Kiyora, babe in the city
Mazda’s city-style show car is pointing the way ahead, write NEIL DOWING and PAUL GOVER in Paris
WHEN the smoke cleared and the white-clad models had done their work, the Japanese Kiyora concept at the Paris Motor Show emerged as a potential Mazda1.
Mazda is keen for a new cityfocused baby to sit below the existing Mazda2 and company insiders are hinting the Kiyora could be the start of the project.
The show car is already fitted with one of Mazda’s near-future engines, a 1.3-litre direct-injection petrol powerplant, and rolls on a mechanical package taken from the Mazda2.

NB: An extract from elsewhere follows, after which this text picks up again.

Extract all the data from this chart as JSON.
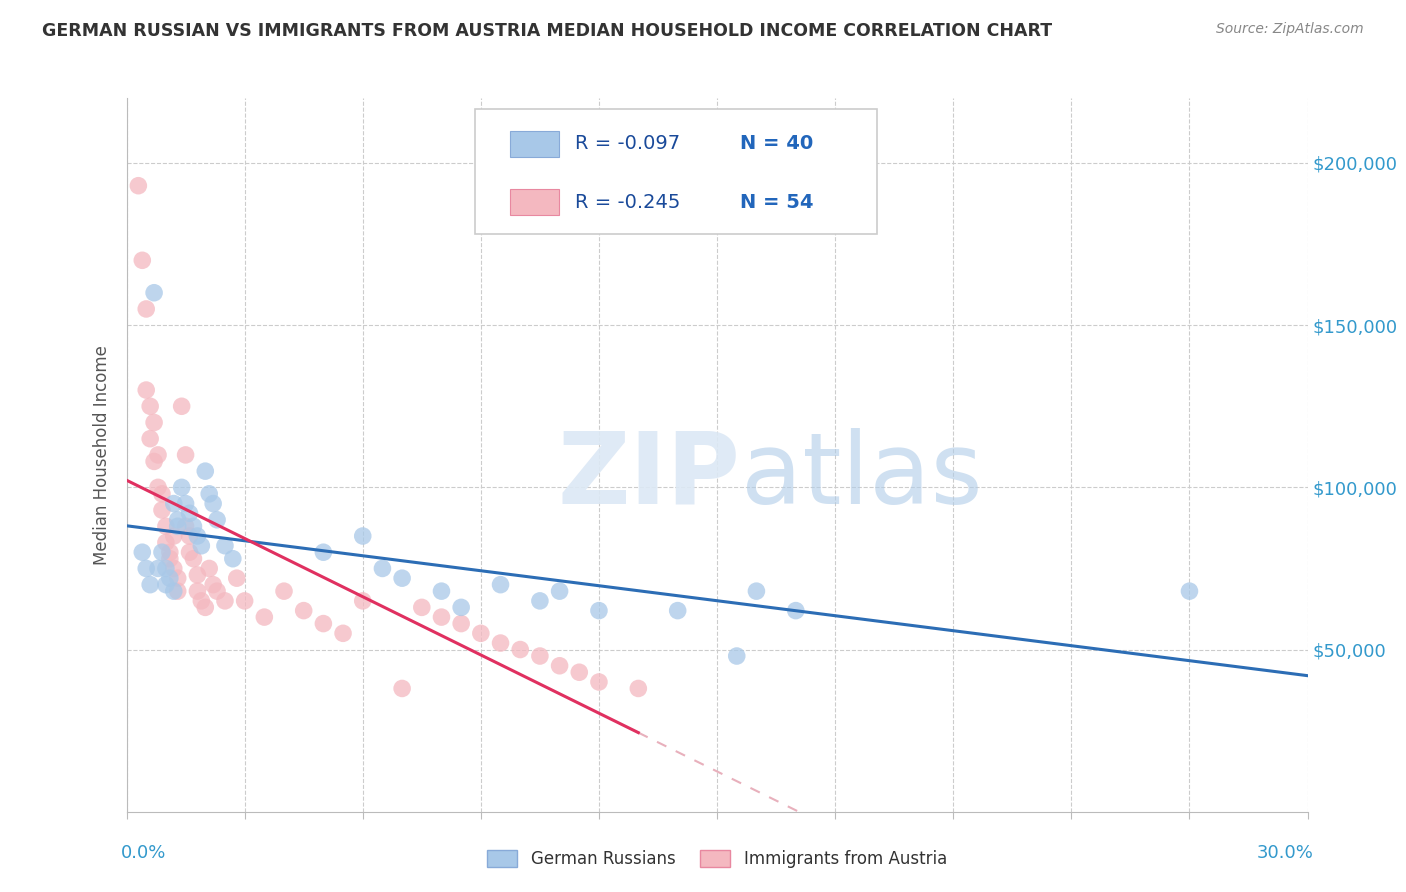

But it could also show where Mazda is going with other models, including the next replacement for the mid-sized Mazda6, and chief designer Laurens Van Den Acker says the Kiyora is a ‘‘platform for the future’’.

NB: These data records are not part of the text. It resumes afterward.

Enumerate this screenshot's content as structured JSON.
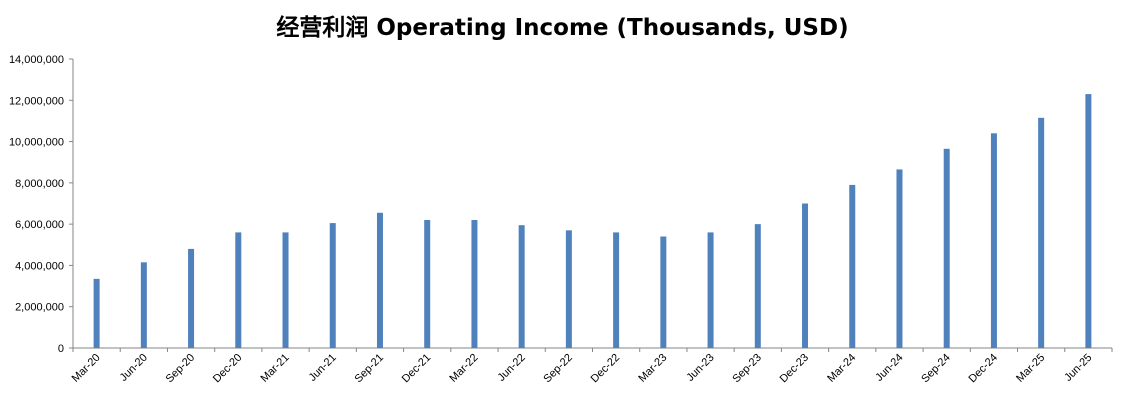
{
  "chart_data": {
    "type": "bar",
    "title": "经营利润 Operating Income (Thousands, USD)",
    "xlabel": "",
    "ylabel": "",
    "ylim": [
      0,
      14000000
    ],
    "y_ticks": [
      "0",
      "2,000,000",
      "4,000,000",
      "6,000,000",
      "8,000,000",
      "10,000,000",
      "12,000,000",
      "14,000,000"
    ],
    "grid": false,
    "bar_color": "#4f81bd",
    "categories": [
      "Mar-20",
      "Jun-20",
      "Sep-20",
      "Dec-20",
      "Mar-21",
      "Jun-21",
      "Sep-21",
      "Dec-21",
      "Mar-22",
      "Jun-22",
      "Sep-22",
      "Dec-22",
      "Mar-23",
      "Jun-23",
      "Sep-23",
      "Dec-23",
      "Mar-24",
      "Jun-24",
      "Sep-24",
      "Dec-24",
      "Mar-25",
      "Jun-25"
    ],
    "values": [
      3350000,
      4150000,
      4800000,
      5600000,
      5600000,
      6050000,
      6550000,
      6200000,
      6200000,
      5950000,
      5700000,
      5600000,
      5400000,
      5600000,
      6000000,
      7000000,
      7900000,
      8650000,
      9650000,
      10400000,
      11150000,
      12300000
    ]
  }
}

‘‘It is everything we want in a vehicle — lightweight, fuel- efficient, low emissions, safe and stylish,’’ he says.
‘‘This is not a car out of which we will take bits and pieces and put them in a wagon, an SUV or a big car. This is a working model for the future.’’
Van Den Acker says the design can be expanded for a bigger sedan or an SUV using the same styling principles.
‘‘We have to be careful to maintain the Mazda family identity yet ensure each model has its own distinction,’’ he says.
The Kiyora has some innovative features, the most noticeable being rear seats made only of a stretchy material strung between the C-pillars to create a hammock.
The laminated nylon is comfortable and strong enough to support the passenger, yet is extremely light.
Light show: the Mazda Kiyora concept car on display in Paris.